Ders sayısının azaltılmasının doğru bir uygulama olduğuna değinen Kulaberoğlu, içerikler de ders sayısındaki azalma oranına göre sadeleştirilip özetlenir ve güncellenirse amacına ulaşacağını belirtti. Kulaberoğlu, şöyle devam etti:

"9. sınıfta fizik, kimya, biyoloji, sağlık gibi dersleri kapsayan yeni derse Fen Bilimleri Deneyimi dersi denilir ve bu dersin mevcut olan konuların tamamı kapsaması durumuna çok geniş ve aslında değişiklik yapılmamış olacaktır. Ders içeriklerinin ne şekilde değişeceği, hangi konuları kapsayacağı çok önemli. Fen Bilimleri Deneyim Dersi daha modern, daha öğrenciyi dışarıya dönük, dış dünyayla ilgi proje ve sunum yapan ekip çalışmasına hazırlayan bir içerikle oluşturulacaksa, o zaman amacına ulaşmış demektir. Böyle bakınca ders sayısının azaltılması konu ve içeriğin sadeleştirilmesine paralel olarak verimli olacaktır. Bu uzun vadede daha araştırmacı, yorum yapabilen, daha analiz ve sentez düzeyinde konuşabilen kişiler yetişmesine vesile olacak."

“EN ÖNEMLİ ETKİSİ ÜNİVERSİTEYE GİRİŞ SINAVLARINA YÖNELİK”

Değişikliğin 2020 yılı Eylül ayında 9. Sınıf öğrencilerine tabii olduğunu anlatan Kulaberoğlu, “Bunun sonucu bana göre çok değerli bir çıktıya neden olacak; o da üniversite sınavlarının değişebilecek olması. Bu değişikliklerin hepsinin, 2025 yılında yapılacak olan üniversiteye giriş sınavlarının değişmesini gerektireceğini öngörüyoruz. 2025 yılında üniversiteye giriş sınavları şu anda olmayan, hatta son 35-40 yıldır ülkemizde yapılmamış olan bir metotla yapılmasını gerektirecek. Farklı merkezler akredite edilerek öğrenci bu sınavlara girebilir, elinde birden fazla sonuç olabilir ve bu puanla üniversitelere kendi öğrencisini seçme hakkı verebilir. Daha çok süreç odaklı, bilgiden ziyade lise boyunca yapılan çalışmaları yordayan sınav olacak. Mevcut sınavlarda daha çok lise bitirme sınavı gibi. 2025’ten itibaren farklı bir sınav yapılmasının hazırlığı olarak görüyorum. Aynı zamanda sınav baskısını azaltmaya da adım adım giden bir yol. Yeni sistem, farklı geleceğin ve bir sınav sisteminin habercisi olacak” değerlendirmesinde bulundu.
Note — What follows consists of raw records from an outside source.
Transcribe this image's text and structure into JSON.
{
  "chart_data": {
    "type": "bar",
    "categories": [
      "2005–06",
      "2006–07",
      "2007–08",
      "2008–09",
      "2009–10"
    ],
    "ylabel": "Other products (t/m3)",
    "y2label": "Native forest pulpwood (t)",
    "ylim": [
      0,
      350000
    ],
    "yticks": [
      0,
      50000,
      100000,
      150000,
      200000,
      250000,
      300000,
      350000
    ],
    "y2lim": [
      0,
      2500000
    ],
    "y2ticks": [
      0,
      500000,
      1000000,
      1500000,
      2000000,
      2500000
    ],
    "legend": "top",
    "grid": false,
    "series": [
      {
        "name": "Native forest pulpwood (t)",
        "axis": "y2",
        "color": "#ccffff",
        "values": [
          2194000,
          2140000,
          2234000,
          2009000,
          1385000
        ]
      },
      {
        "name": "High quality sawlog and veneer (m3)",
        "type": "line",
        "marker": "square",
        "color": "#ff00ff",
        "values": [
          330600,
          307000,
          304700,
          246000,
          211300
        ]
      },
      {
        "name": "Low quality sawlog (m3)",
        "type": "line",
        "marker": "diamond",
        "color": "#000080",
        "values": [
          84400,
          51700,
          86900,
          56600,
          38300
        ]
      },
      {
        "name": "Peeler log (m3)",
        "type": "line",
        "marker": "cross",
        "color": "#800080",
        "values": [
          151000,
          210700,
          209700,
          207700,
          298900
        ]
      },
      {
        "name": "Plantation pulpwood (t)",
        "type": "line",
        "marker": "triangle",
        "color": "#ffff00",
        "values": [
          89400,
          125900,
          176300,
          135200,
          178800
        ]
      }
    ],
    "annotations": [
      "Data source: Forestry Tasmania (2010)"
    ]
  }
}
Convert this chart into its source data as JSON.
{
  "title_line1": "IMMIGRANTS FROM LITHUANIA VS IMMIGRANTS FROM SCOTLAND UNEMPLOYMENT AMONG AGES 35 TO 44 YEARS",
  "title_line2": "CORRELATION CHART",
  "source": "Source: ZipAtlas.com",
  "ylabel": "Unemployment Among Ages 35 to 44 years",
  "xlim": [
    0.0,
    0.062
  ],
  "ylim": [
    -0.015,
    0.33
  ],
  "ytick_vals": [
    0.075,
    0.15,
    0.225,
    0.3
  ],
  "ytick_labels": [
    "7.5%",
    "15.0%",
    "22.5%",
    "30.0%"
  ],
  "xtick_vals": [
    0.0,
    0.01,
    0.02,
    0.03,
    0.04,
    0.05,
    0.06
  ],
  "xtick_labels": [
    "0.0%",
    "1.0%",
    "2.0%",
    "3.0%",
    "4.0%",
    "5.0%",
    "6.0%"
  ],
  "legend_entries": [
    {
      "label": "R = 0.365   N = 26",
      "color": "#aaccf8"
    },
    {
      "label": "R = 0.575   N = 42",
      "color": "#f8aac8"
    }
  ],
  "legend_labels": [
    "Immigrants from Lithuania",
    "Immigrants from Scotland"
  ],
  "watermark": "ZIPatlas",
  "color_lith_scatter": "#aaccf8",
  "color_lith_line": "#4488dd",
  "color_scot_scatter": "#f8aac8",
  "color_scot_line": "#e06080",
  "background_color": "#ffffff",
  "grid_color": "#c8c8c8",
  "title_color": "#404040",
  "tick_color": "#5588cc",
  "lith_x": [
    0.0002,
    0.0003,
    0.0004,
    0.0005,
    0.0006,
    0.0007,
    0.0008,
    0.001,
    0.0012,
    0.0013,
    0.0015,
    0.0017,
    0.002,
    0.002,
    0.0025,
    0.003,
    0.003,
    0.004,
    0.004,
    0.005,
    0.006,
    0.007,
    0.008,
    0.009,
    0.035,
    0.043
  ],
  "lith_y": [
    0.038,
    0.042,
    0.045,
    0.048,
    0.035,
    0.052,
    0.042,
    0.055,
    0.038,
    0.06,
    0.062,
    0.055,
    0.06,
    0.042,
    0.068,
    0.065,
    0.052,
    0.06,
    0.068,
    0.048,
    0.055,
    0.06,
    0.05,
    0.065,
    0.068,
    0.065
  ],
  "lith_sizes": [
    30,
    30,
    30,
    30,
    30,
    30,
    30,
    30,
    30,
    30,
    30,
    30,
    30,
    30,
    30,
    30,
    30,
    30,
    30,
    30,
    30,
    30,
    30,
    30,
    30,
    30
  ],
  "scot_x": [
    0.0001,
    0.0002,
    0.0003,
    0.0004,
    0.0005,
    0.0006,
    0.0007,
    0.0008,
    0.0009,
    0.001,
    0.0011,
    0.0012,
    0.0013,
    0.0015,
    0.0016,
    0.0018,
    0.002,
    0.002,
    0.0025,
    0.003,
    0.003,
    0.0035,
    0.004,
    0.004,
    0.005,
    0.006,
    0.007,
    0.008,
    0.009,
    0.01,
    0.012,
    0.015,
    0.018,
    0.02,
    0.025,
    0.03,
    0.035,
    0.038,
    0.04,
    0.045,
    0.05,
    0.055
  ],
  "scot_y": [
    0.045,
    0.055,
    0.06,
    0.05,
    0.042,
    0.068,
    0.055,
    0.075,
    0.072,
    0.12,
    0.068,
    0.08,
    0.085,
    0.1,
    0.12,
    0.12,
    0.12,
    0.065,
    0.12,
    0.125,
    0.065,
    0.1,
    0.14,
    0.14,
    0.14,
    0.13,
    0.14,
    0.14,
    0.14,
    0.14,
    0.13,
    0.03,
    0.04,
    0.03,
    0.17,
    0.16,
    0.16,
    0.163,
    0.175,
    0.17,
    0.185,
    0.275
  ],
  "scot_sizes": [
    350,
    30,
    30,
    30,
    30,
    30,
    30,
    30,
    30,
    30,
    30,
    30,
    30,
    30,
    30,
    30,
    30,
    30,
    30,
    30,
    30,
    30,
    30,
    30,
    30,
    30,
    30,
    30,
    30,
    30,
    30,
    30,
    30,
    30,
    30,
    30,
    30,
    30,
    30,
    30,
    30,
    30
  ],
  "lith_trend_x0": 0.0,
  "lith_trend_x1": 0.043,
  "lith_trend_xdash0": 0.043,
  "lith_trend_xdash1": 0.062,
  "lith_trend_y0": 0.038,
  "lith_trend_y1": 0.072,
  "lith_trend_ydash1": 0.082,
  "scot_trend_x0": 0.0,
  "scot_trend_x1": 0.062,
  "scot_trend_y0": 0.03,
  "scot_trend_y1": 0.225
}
“EN ÖNEMLİ KRİTER, DERSİN UYGULAYICILARI OLACAK”

Öğrencilerin mevcut sistemde dış etkilerle, yani ebeveyn veya rehber öğretmenlerin meslek seçimine yönlendirme ve meslekleri tanıtma ile ilgili görev üstlendiğini, ancak yeni seçmeli ders sisteminde bu sorumluluğun kısmen öğrenciye yansıdığına da değinildi.

Uğur Okulları Genel Müdürü Nevzat Kulaberoğlu, "Hangi meslek için hangi dersler ön koşuldur gibi öğrencilerin ders seçimi araştırmaları yapması gerekecek. Aslında sürecin en önemli boyutu bu değişikliği yapanların hayallerinde, vizyonlarında tasarladıklarını, okullardaki uygulayıcıların ne şekilde uygulayacakları. Dersin konma amacının dışında uygulamalar yapılmamalı, her derse aynı özende davranılmalı. Bu değişikliklerin yapılmasının amacı var, uygulayıcıların bu amacı gözeterek uygulamaları gerekir, bir dersin yerine farklı ders koyup daha başarılı olunacağı düşüncesini bırakıp amacın uygun uygulama yaparlarsa program başarılı olacaktır. Öğretmenlerin özel eğitimlerle desteklenmesi ve içerik, yaklaşım olarak yenilenmesi üst düzey önem teşkil ediyor" dedi.